Ever-Expanding BIPA Damages: Illinois Supreme Court Holds Each Collection or Dissemination of Biometric Data Constitutes a Separate Violation of BIPA

In an eagerly-awaited decision in Cothron v. White Castle System, Inc, the Illinois Supreme Court recently held, by a 4-3 margin, that a separate claim for damages accrues under the Illinois Biometric Information Privacy Act (“BIPA”) every time a private entity scans or transmits an individual’s biometric identifier or information in violation of BIPA. In so holding, the Court rejected the commonly asserted position that a BIPA violation occurs only upon the first scan and first transmission. This is bad news for businesses operating in Illinois that utilize biometric data, as this holding significantly expands the potential BIPA damages. Because BIPA claims are often based on repeated actions, such as using a thumbprint scanner to clock in and out of work each day, the Illinois Supreme Court’s ruling ratchets up potential damages dramatically.

In Cothron, the plaintiff contended that her employer implemented a biometric collection system that required her to scan her fingerprints to access pay stubs and computer systems, that it did so without obtaining her consent, and that each such scan was a separate violation of BIPA. The case was initially brought in the U.S. District Court for the Northern District of Illinois. The issue of whether each scan constituted a new claim was presented to the Seventh Circuit Court of Appeals on interlocutory appeal and, given that the question presented required interpretation of a state statute, the Seventh Circuit certified the question to be determined by the Illinois Supreme Court.

On February 17, 2023, the Court issued its opinion. In holding that each collection or transmission of biometric data is a separate violation of BIPA, the Court stated that the plain language of Section 15(b) of BIPA, requiring prior informed consent before capturing or using biometric identifiers or information, applies separately to each and every capture or use of biometric identifiers or information. Likewise, the Court concluded that the plain language of Section 15(d) of BIPA, requiring informed consent in order to disclose, redisclose, or disseminate a person’s biometric identifier or information, applies to every such transmission, not just an initial transmission.

The Court acknowledged the ramifications of its holding, and that the statutory damages a party may recover could result in astronomic damages awards, but it gave these concerns short shrift. The dissent noted that the majority’s decision would improperly incentivize plaintiffs to delay bringing their claims for as long as possible in order to keep racking up damages, and that the potential imposition of crippling liability on a business is a proper consequence to consider when determining legislative intent. The dissent further noted that the majority’s ruling could lead to an absurd result where a business that collects a person’s biometric information once and intentionally sells it to a third party would be subject to statutory damages of $5000, whereas “an employer with no ill intent that used that same person’s fingerprint as an authentication method” could be subject to damages orders of magnitude greater.

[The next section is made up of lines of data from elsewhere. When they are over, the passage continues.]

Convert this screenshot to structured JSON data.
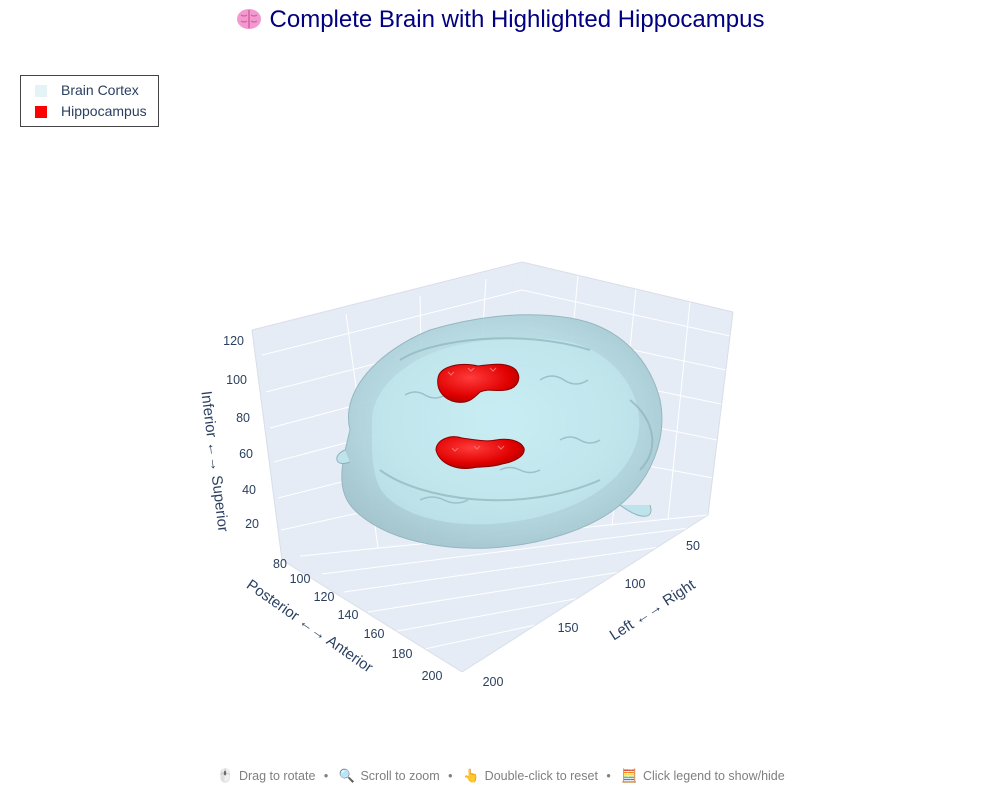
{
  "chart_data": {
    "type": "3d-isosurface",
    "title": "Complete Brain with Highlighted Hippocampus",
    "title_icon": "brain-icon",
    "series": [
      {
        "name": "Brain Cortex",
        "color": "#bfe3ea"
      },
      {
        "name": "Hippocampus",
        "color": "#ff0000"
      }
    ],
    "axes": {
      "x": {
        "label": "Left ←→ Right",
        "ticks": [
          "50",
          "100",
          "150",
          "200"
        ]
      },
      "y": {
        "label": "Posterior ←→ Anterior",
        "ticks": [
          "80",
          "100",
          "120",
          "140",
          "160",
          "180",
          "200"
        ]
      },
      "z": {
        "label": "Inferior ←→ Superior",
        "ticks": [
          "20",
          "40",
          "60",
          "80",
          "100",
          "120"
        ]
      }
    },
    "legend_position": "top-left",
    "scene_background": "#e5ecf6"
  },
  "footer": {
    "rotate": "Drag to rotate",
    "zoom": "Scroll to zoom",
    "reset": "Double-click to reset",
    "legend": "Click legend to show/hide",
    "separator": "•"
  }
}
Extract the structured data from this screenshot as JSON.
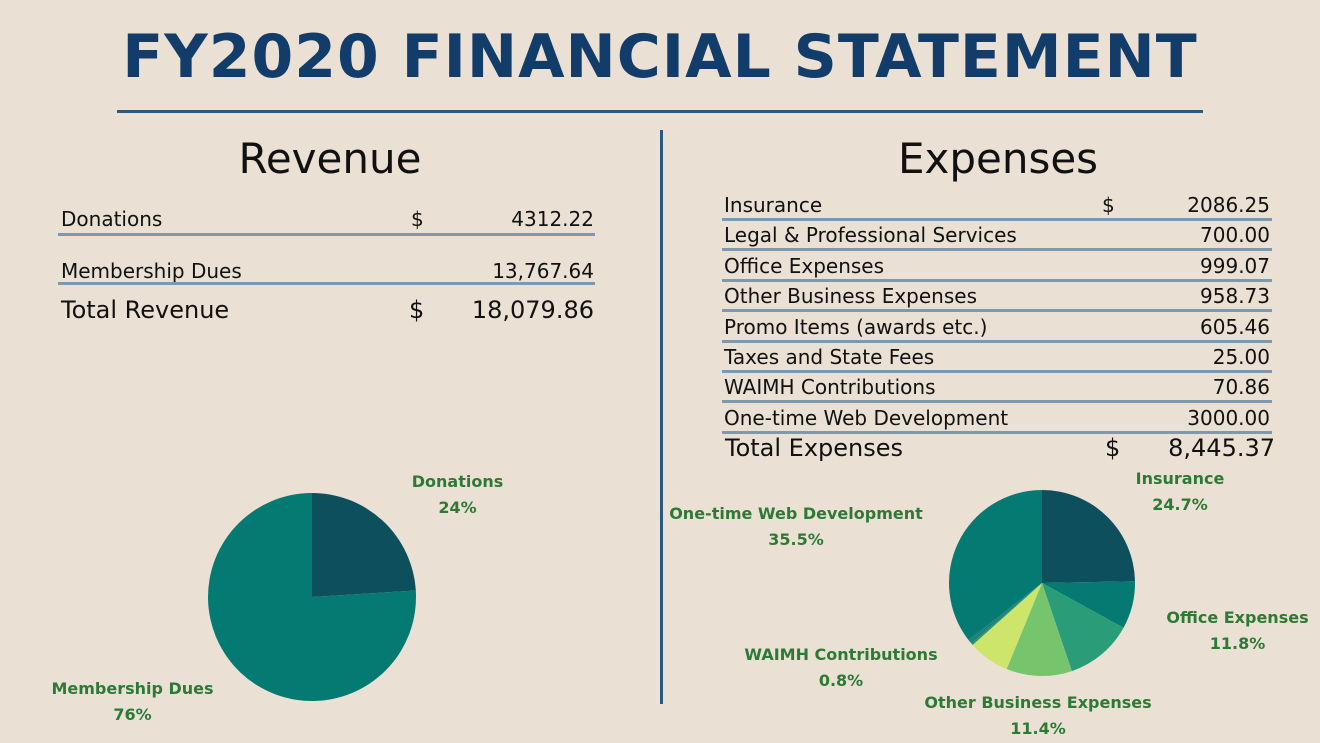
{
  "title": "FY2020 FINANCIAL STATEMENT",
  "revenue": {
    "heading": "Revenue",
    "rows": [
      {
        "label": "Donations",
        "currency": "$",
        "value": "4312.22"
      },
      {
        "label": "Membership Dues",
        "currency": "",
        "value": "13,767.64"
      }
    ],
    "total": {
      "label": "Total Revenue",
      "currency": "$",
      "value": "18,079.86"
    }
  },
  "expenses": {
    "heading": "Expenses",
    "rows": [
      {
        "label": "Insurance",
        "currency": "$",
        "value": "2086.25"
      },
      {
        "label": "Legal & Professional Services",
        "currency": "",
        "value": "700.00"
      },
      {
        "label": "Office Expenses",
        "currency": "",
        "value": "999.07"
      },
      {
        "label": "Other Business Expenses",
        "currency": "",
        "value": "958.73"
      },
      {
        "label": "Promo Items (awards etc.)",
        "currency": "",
        "value": "605.46"
      },
      {
        "label": "Taxes and State Fees",
        "currency": "",
        "value": "25.00"
      },
      {
        "label": "WAIMH Contributions",
        "currency": "",
        "value": "70.86"
      },
      {
        "label": "One-time Web Development",
        "currency": "",
        "value": "3000.00"
      }
    ],
    "total": {
      "label": "Total Expenses",
      "currency": "$",
      "value": "8,445.37"
    }
  },
  "chart_data": [
    {
      "type": "pie",
      "title": "",
      "slices": [
        {
          "name": "Donations",
          "value": 24,
          "label": "24%",
          "color": "#0d4f5c"
        },
        {
          "name": "Membership Dues",
          "value": 76,
          "label": "76%",
          "color": "#047a72"
        }
      ]
    },
    {
      "type": "pie",
      "title": "",
      "slices": [
        {
          "name": "Insurance",
          "value": 24.7,
          "label": "24.7%",
          "color": "#0d4f5c"
        },
        {
          "name": "",
          "value": 8.3,
          "label": "",
          "color": "#047a72"
        },
        {
          "name": "Office Expenses",
          "value": 11.8,
          "label": "11.8%",
          "color": "#2a9d78"
        },
        {
          "name": "Other Business Expenses",
          "value": 11.4,
          "label": "11.4%",
          "color": "#76c46c"
        },
        {
          "name": "",
          "value": 7.2,
          "label": "",
          "color": "#cde56a"
        },
        {
          "name": "",
          "value": 0.3,
          "label": "",
          "color": "#2f8f6f"
        },
        {
          "name": "WAIMH Contributions",
          "value": 0.8,
          "label": "0.8%",
          "color": "#1f8478"
        },
        {
          "name": "One-time Web Development",
          "value": 35.5,
          "label": "35.5%",
          "color": "#047a72"
        }
      ]
    }
  ]
}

The majority opinion holds out one thin reed for entities that face expensive BIPA claims: damages under BIPA are discretionary rather than mandatory, and BIPA contains no language “suggesting legislative intents to authorize a damages award that would result in the financial destruction of a business.” Moreover, the Court explained that a trial court presiding over a class action (as many BIPA cases are) has the discretion to structure damages that would fairly compensate class members but not destroy the defendant’s business. The majority opinion concludes with a statement that the policy concerns of potentially excessive damages awards are best addressed by the legislature.

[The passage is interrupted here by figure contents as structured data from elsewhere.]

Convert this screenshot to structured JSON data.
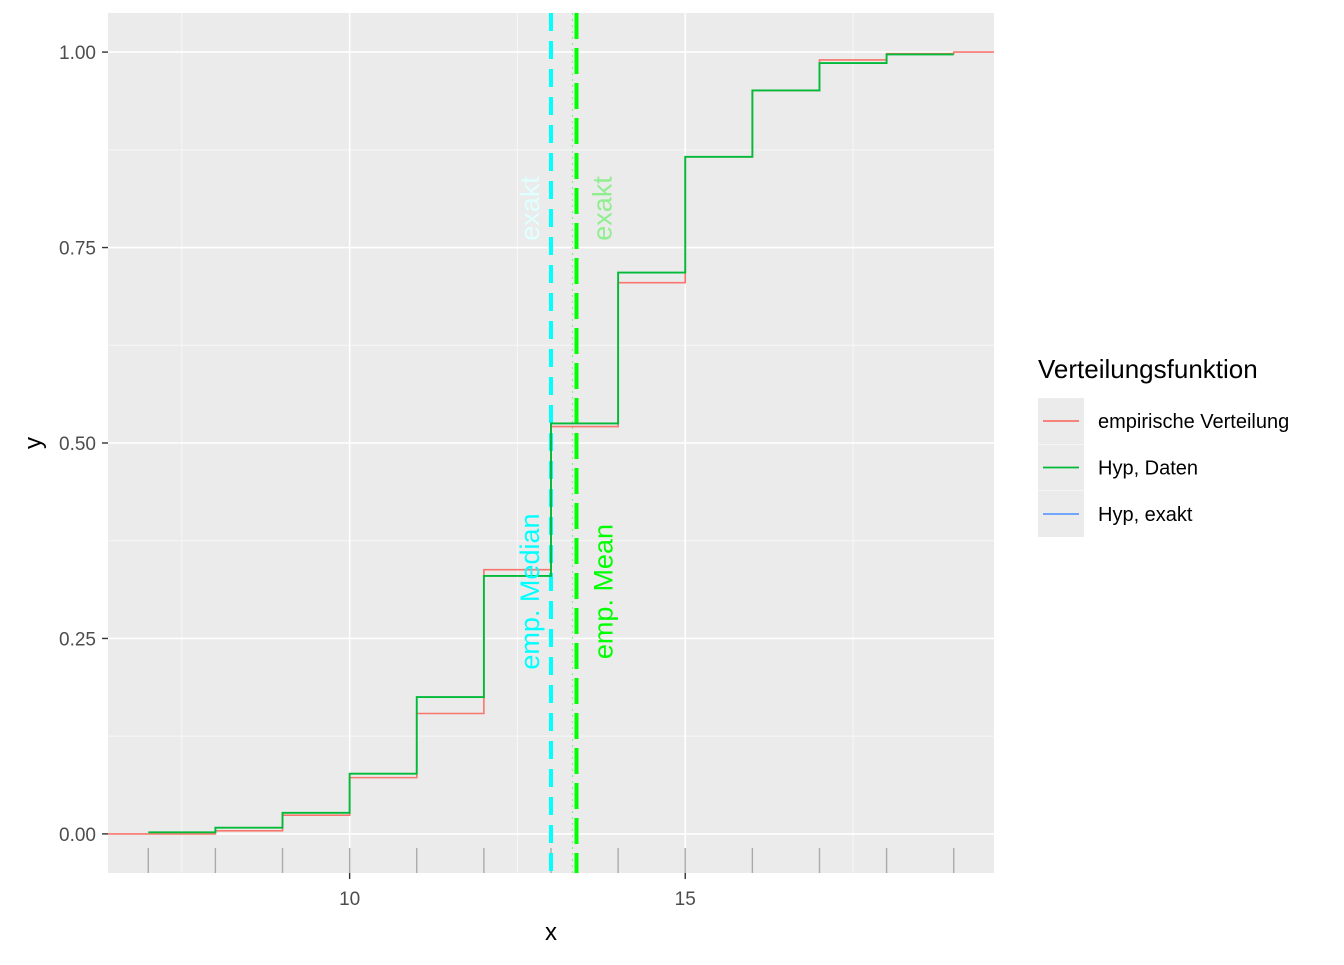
{
  "chart_data": {
    "type": "line",
    "step": true,
    "xlabel": "x",
    "ylabel": "y",
    "xlim": [
      6.4,
      19.6
    ],
    "ylim": [
      -0.05,
      1.05
    ],
    "x_ticks": [
      10,
      15
    ],
    "y_ticks": [
      0.0,
      0.25,
      0.5,
      0.75,
      1.0
    ],
    "x_tick_labels": [
      "10",
      "15"
    ],
    "y_tick_labels": [
      "0.00",
      "0.25",
      "0.50",
      "0.75",
      "1.00"
    ],
    "grid": true,
    "rug_x": [
      7,
      8,
      9,
      10,
      11,
      12,
      13,
      14,
      15,
      16,
      17,
      18,
      19
    ],
    "legend": {
      "title": "Verteilungsfunktion",
      "position": "right",
      "entries": [
        {
          "label": "empirische Verteilung",
          "color": "#F8766D"
        },
        {
          "label": "Hyp, Daten",
          "color": "#00BA38"
        },
        {
          "label": "Hyp, exakt",
          "color": "#619CFF"
        }
      ]
    },
    "series": [
      {
        "name": "empirische Verteilung",
        "color": "#F8766D",
        "x": [
          6.4,
          8,
          9,
          10,
          11,
          12,
          13,
          14,
          15,
          16,
          17,
          18,
          19,
          19.6
        ],
        "y": [
          0.0,
          0.004,
          0.024,
          0.072,
          0.154,
          0.338,
          0.521,
          0.705,
          0.866,
          0.951,
          0.99,
          0.998,
          1.0,
          1.0
        ]
      },
      {
        "name": "Hyp, Daten",
        "color": "#00BA38",
        "x": [
          7,
          8,
          9,
          10,
          11,
          12,
          13,
          14,
          15,
          16,
          17,
          18,
          19
        ],
        "y": [
          0.002,
          0.008,
          0.027,
          0.077,
          0.175,
          0.33,
          0.525,
          0.718,
          0.866,
          0.951,
          0.986,
          0.997,
          0.997
        ]
      },
      {
        "name": "Hyp, exakt",
        "color": "#619CFF",
        "x": [],
        "y": []
      }
    ],
    "annotations": {
      "median_emp": {
        "x": 13.0,
        "label": "emp. Median",
        "color": "#00FFFF",
        "label_y": 0.31
      },
      "median_exakt": {
        "x": 13.0,
        "label": "exakt",
        "color": "#E0FFFF",
        "label_y": 0.8
      },
      "mean_emp": {
        "x": 13.35,
        "label": "emp. Mean",
        "color": "#00FF00",
        "label_y": 0.31
      },
      "mean_exakt": {
        "x": 13.35,
        "label": "exakt",
        "color": "#90EE90",
        "label_y": 0.8
      }
    }
  }
}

In light of the Court’s opinion, along with its opinion earlier this month in Tims v. Black Horse Carriers, Inc. – holding that a five-year statute of limitations applies to all claims under BIPA – we expect to see a flurry of activity as the plaintiffs’ bar capitalizes on the new legal landscape created by these two opinions. To prepare for this new landscape, businesses should engage in the following steps:

• review the information gathered from employees, customers, or other members of the public to determine whether it constitutes biometric data as defined by BIPA (under BIPA, biometric identifiers include, e.g., retina or iris scans, fingerprints, voiceprints, or scans of hand or face geometry);
• for entities that do gather such biometric data, review processes to ensure compliance with BIPA’s requirements regarding collection, retention, disclosure, and destruction of biometric identifiers and information; and
• to the extent there is potential noncompliance, take actions to strengthen BIPA compliance to minimize legal exposure.

Katten’s Biometric Litigation Team can help you with each of these steps, other questions about BIPA, or biometric data protection issues in other jurisdictions. Entities that engage in practices that might constitute the collection or transmission of biometric information should review their policies and practices, even if they are not yet the target of BIPA claims.